Though hardly the stance of a ‘hawk’, Oppenheimer’s transformation from ‘leftwandering’ idealist to Cold War realist was complete.

But Oppenheimer was to find it impossible to put his past indiscretions behind him. The FBI had continued to poke around in the murky depths of the ‘Chevalier incident’. Because of the allegations contained in his FBI file, Chevalier himself had found it impossible to obtain the necessary clearance for war-related work and had stayed on in New York as a freelance translator and writer. He returned to teaching in Berkeley in the spring of 1945 before being asked to provide translation services at the Nuremberg war crimes tribunal. On returning to Berkeley once more in May 1946 he found that he had been denied tenure.

In June, FBI agents had simultaneously, but separately, interviewed Chevalier and Eltenton, the agents cross-checking their stories by phone. At one stage, Chevalier’s interviewer pulled a file towards him and said: ‘I have here three affidavits from three scientists on the atomic bomb project. Each of them testifies that you approached him on three separate occasions for the purpose of obtaining secret information on the atomic bomb on behalf of Russian agents.’ Chevalier was nonplussed. He thought this was all a joke at first, then realised he had no alternative but to relate the conversations he had had with Eltenton and Oppenheimer. The FBI agents didn’t seem all that interested in his story.

Chevalier had an opportunity to compare notes with Eltenton a few months later, and realised that they had both been interviewed by the FBI at the same time; Chevalier in San Francisco and Eltenton across the bay in Oakland. Then the opportunity came to raise the matter directly with Oppenheimer during a cocktail party at the Oppenheimers’ home on Eagle Hill. Oppenheimer suggested they talk outside.

‘I had to report that conversation, you know’, Oppenheimer said.

‘Yes,’ Chevalier said, ‘but what about those alleged approaches to three scientists, and the supposed repeated attempts to get secret information?’

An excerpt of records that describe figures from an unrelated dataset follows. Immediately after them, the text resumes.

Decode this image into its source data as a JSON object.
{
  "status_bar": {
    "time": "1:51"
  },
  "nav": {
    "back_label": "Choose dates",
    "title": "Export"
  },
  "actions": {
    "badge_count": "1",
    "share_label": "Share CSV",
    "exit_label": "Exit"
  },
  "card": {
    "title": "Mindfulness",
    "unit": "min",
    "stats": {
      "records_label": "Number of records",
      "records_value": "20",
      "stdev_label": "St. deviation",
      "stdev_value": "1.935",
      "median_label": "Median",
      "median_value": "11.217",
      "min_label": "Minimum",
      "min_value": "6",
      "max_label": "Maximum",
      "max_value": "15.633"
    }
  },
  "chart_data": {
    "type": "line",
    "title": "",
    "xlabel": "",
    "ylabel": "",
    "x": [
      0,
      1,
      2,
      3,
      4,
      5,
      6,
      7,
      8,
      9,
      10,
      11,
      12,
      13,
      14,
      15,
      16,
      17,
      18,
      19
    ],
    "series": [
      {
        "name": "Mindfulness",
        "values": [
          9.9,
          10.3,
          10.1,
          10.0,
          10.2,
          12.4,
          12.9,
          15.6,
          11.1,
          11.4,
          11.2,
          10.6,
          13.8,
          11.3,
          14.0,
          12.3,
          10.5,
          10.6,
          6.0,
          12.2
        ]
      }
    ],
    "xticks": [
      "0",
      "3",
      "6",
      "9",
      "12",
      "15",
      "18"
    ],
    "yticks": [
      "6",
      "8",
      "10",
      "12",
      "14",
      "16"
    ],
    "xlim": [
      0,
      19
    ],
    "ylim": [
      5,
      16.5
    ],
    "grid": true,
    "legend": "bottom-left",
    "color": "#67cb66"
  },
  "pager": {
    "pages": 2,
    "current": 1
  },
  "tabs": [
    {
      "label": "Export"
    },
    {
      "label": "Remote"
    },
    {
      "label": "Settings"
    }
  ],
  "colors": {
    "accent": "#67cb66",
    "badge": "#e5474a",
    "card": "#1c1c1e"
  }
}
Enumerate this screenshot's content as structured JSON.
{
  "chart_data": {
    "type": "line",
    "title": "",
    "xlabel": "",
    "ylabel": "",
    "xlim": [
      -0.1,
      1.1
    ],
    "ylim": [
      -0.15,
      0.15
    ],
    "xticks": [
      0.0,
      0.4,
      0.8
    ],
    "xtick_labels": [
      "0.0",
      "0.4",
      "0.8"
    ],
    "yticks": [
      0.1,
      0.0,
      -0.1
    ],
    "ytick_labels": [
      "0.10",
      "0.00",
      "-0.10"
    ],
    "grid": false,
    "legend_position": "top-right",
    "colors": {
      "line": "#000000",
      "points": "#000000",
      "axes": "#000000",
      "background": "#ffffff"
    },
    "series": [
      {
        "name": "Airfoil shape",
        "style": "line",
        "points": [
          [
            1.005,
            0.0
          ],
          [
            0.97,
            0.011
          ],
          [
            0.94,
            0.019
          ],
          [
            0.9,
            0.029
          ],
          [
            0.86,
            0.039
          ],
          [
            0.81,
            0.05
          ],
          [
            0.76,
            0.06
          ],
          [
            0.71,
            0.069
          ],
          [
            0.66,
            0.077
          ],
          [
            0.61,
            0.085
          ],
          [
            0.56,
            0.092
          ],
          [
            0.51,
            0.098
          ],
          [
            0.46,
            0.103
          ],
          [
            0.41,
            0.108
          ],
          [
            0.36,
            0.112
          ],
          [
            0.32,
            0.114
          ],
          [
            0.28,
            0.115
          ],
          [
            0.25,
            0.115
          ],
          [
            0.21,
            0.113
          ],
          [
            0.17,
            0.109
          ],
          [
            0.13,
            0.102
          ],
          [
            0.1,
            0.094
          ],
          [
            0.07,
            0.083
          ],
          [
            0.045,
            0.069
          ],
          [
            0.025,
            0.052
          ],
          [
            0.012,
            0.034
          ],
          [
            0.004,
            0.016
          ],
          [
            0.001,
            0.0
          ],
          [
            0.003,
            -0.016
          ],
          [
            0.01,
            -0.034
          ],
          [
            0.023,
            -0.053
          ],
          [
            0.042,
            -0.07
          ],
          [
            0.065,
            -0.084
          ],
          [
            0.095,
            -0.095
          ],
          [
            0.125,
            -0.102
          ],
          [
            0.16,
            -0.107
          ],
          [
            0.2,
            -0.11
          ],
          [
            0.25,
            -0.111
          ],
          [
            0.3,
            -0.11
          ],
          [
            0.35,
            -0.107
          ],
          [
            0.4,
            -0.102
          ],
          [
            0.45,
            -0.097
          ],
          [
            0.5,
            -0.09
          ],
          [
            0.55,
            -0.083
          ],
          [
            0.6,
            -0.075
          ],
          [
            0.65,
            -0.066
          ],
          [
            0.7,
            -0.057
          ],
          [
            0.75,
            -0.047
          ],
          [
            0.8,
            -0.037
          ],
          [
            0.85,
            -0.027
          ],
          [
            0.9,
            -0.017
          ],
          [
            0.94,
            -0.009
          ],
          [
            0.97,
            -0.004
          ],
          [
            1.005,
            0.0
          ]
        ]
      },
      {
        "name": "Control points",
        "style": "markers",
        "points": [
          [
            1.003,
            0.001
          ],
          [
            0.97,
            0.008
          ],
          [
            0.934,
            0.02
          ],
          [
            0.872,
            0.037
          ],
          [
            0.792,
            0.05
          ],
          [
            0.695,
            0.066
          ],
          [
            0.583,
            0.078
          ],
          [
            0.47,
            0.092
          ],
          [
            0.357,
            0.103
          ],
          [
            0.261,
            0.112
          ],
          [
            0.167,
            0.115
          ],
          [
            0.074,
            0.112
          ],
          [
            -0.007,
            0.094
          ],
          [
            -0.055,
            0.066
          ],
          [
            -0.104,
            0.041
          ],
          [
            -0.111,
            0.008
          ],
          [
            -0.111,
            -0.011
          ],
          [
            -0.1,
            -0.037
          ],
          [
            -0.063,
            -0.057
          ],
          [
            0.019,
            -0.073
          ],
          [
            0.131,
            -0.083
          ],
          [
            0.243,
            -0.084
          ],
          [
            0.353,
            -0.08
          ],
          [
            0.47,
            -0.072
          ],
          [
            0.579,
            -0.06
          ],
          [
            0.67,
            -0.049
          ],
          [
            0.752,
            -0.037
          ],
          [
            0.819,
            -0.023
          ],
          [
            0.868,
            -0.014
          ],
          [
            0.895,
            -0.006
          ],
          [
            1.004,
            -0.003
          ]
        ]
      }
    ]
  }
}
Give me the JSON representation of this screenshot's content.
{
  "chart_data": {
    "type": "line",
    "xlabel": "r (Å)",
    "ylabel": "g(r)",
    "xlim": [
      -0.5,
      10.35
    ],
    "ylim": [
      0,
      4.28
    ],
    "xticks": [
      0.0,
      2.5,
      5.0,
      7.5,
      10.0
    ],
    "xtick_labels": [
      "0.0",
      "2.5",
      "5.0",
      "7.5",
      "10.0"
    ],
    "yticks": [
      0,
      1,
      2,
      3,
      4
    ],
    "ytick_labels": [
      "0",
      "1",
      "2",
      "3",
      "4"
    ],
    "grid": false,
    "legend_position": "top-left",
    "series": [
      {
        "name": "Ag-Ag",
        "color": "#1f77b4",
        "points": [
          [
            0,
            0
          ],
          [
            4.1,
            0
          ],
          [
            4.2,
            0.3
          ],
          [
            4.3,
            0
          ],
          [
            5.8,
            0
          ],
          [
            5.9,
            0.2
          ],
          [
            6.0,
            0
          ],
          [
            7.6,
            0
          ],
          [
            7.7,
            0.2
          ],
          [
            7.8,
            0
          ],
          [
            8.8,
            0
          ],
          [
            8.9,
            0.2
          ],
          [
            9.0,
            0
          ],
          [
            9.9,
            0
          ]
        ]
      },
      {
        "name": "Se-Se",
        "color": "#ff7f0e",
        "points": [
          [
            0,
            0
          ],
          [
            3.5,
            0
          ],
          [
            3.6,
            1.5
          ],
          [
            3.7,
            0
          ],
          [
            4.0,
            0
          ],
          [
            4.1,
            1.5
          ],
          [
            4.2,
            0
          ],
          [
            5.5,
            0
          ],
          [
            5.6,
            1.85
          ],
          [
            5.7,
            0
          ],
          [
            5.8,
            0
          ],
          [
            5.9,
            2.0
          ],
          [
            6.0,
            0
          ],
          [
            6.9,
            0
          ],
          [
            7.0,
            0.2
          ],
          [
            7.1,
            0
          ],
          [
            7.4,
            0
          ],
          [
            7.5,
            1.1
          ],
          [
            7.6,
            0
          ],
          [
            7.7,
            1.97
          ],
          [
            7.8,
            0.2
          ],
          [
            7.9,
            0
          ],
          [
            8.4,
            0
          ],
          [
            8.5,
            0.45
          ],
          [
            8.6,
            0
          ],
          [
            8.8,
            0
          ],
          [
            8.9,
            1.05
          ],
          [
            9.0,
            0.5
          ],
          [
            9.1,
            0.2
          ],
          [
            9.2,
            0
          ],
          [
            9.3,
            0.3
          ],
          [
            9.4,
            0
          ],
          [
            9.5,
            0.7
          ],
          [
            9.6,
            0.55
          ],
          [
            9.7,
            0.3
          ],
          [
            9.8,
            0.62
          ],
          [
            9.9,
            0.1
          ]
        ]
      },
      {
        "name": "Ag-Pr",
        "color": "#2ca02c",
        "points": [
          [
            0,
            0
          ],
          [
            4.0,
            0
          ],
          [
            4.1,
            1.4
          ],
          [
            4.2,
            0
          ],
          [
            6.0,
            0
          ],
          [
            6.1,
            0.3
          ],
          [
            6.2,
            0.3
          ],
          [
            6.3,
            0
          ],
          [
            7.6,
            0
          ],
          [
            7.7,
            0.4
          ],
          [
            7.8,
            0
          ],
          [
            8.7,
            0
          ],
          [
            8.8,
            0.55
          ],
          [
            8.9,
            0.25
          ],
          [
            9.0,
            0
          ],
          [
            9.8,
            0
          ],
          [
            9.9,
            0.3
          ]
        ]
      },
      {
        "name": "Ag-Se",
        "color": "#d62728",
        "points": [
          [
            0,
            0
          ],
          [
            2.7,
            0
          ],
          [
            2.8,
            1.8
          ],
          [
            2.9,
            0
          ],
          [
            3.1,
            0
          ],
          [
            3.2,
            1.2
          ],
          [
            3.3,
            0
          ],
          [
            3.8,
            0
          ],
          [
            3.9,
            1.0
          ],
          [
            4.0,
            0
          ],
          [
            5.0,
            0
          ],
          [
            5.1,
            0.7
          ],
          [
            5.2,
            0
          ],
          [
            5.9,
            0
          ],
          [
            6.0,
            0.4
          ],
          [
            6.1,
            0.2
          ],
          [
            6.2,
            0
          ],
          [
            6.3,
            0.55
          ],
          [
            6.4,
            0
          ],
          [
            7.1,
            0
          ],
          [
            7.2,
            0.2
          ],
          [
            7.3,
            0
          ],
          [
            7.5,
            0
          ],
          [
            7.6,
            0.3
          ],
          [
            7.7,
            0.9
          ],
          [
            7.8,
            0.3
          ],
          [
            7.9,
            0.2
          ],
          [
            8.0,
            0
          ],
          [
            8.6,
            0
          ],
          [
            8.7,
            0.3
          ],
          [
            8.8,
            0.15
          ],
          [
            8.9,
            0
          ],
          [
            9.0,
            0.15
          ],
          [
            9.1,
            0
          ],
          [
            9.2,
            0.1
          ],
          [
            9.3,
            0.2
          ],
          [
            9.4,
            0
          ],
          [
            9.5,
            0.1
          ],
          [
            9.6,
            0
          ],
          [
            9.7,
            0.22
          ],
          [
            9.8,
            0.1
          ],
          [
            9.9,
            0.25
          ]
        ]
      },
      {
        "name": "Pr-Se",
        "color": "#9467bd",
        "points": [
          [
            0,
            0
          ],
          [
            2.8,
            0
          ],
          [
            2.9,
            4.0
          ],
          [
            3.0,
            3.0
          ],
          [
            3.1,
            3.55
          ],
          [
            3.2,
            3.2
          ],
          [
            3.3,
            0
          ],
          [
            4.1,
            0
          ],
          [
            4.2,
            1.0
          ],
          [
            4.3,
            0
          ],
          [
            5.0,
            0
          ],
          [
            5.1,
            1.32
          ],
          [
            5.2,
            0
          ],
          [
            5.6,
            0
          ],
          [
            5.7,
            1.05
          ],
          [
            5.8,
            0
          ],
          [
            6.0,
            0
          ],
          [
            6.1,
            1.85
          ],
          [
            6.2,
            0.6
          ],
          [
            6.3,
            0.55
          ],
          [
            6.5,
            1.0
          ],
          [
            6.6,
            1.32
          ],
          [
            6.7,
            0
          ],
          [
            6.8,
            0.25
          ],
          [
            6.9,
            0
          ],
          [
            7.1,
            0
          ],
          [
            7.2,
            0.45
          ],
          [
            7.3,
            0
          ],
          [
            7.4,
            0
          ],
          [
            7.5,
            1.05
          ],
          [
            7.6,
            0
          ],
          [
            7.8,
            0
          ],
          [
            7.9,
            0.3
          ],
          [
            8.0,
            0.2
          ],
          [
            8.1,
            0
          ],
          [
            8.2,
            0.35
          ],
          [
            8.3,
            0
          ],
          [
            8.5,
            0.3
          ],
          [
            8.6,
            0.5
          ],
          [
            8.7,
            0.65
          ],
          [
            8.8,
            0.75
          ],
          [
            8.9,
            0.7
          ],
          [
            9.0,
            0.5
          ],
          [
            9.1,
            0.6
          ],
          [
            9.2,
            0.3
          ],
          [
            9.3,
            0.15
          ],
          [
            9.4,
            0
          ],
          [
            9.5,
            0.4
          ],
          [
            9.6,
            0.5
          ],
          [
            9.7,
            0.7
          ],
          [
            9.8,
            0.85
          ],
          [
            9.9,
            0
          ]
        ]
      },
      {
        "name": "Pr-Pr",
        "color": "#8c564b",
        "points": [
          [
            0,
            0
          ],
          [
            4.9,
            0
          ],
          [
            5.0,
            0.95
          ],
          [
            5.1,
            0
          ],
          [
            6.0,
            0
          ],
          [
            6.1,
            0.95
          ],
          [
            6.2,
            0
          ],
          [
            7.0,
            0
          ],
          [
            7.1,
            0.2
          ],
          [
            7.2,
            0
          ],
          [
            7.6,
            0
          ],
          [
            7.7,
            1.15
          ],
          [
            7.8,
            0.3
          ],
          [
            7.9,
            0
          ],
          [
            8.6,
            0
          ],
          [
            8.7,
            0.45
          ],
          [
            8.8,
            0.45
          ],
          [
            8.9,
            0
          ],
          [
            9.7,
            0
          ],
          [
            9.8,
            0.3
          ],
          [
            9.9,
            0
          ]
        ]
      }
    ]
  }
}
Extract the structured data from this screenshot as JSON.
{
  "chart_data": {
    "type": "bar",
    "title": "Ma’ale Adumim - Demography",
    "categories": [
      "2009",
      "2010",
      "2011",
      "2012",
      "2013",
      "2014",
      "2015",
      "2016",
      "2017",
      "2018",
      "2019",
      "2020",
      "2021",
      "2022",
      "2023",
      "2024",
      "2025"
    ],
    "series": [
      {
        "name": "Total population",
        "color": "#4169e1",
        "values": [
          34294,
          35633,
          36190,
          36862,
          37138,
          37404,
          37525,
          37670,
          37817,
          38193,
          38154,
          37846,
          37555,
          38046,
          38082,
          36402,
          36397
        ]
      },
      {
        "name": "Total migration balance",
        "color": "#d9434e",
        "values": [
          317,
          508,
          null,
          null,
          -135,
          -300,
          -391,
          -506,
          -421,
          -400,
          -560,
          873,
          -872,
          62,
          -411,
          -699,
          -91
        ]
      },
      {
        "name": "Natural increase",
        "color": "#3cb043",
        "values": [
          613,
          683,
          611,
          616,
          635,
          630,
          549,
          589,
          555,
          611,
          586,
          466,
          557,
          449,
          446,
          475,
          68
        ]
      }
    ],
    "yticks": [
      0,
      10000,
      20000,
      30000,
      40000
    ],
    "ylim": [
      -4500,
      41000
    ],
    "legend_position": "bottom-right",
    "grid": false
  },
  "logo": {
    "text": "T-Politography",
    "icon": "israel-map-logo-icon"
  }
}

Oppenheimer gave no reply. Chevalier saw that his friend was extremely nervous and tense. When Kitty called a second time for Oppenheimer to attend to their guests, he lost his temper and ‘let loose with a flood of foul language, called Kitty vile names and told her to mind her goddamn business’.

Oppenheimer himself was interviewed by the FBI on 5 September 1946, a little over three years since his ill-fated (and recorded) conversation with Pash and Johnson. He now conceded that in attempting to protect Chevalier he had fabricated a ‘complicated cock and bull story’ about Eltenton’s approach to three scientists. If this was indeed the truth, and it is difficult to understand Oppenheimer’s motives otherwise, then he might have felt that confessing the lie would be the end of the matter.

The Atomic Energy Act obliged the FBI to review the security clearances of all involved and removed any obstacles to an open and thorough investigation of Oppenheimer’s past activities. The level of surveillance was increased and Oppenheimer’s colleagues were questioned about his loyalty. Lawrence vouched for him once again, declaring that Oppenheimer ‘had a rash and is now immune’, even though the personal distance between the two physicists was growing.

Hoover sent a summary of Oppenheimer’s weighty FBI file to the AEC in early March 1947. Although Strauss was visibly shaken by what he read, he told Oppenheimer shortly afterwards that he saw nothing in it that would stand in the way of his appointment as director of the Institute for Advanced Study. The Oppenheimers arrived in Princeton in July.

Oppenheimer was given a ‘Q’ clearance for his work with the GAC the following month.

Modus vivendi

The Atomic Energy Act had ended the prospect for a ‘full and effective’ collaboration between British and American nuclear scientists but the commitment to share raw materials, managed by the Combined Development Trust, remained. The Groves–Anderson memorandum had not changed the basic premise of the wartime agreements. This meant that Britain
could, in principle, lay claim to half the production of uranium ore from the Belgian Congo. Britain had no immediate use for the uranium ore, but having taken the decision that Britain should become an independent atomic power, Attlee had decided to stockpile the ore for future use in Britain’s own bomb project. He duly staked his country’s claim.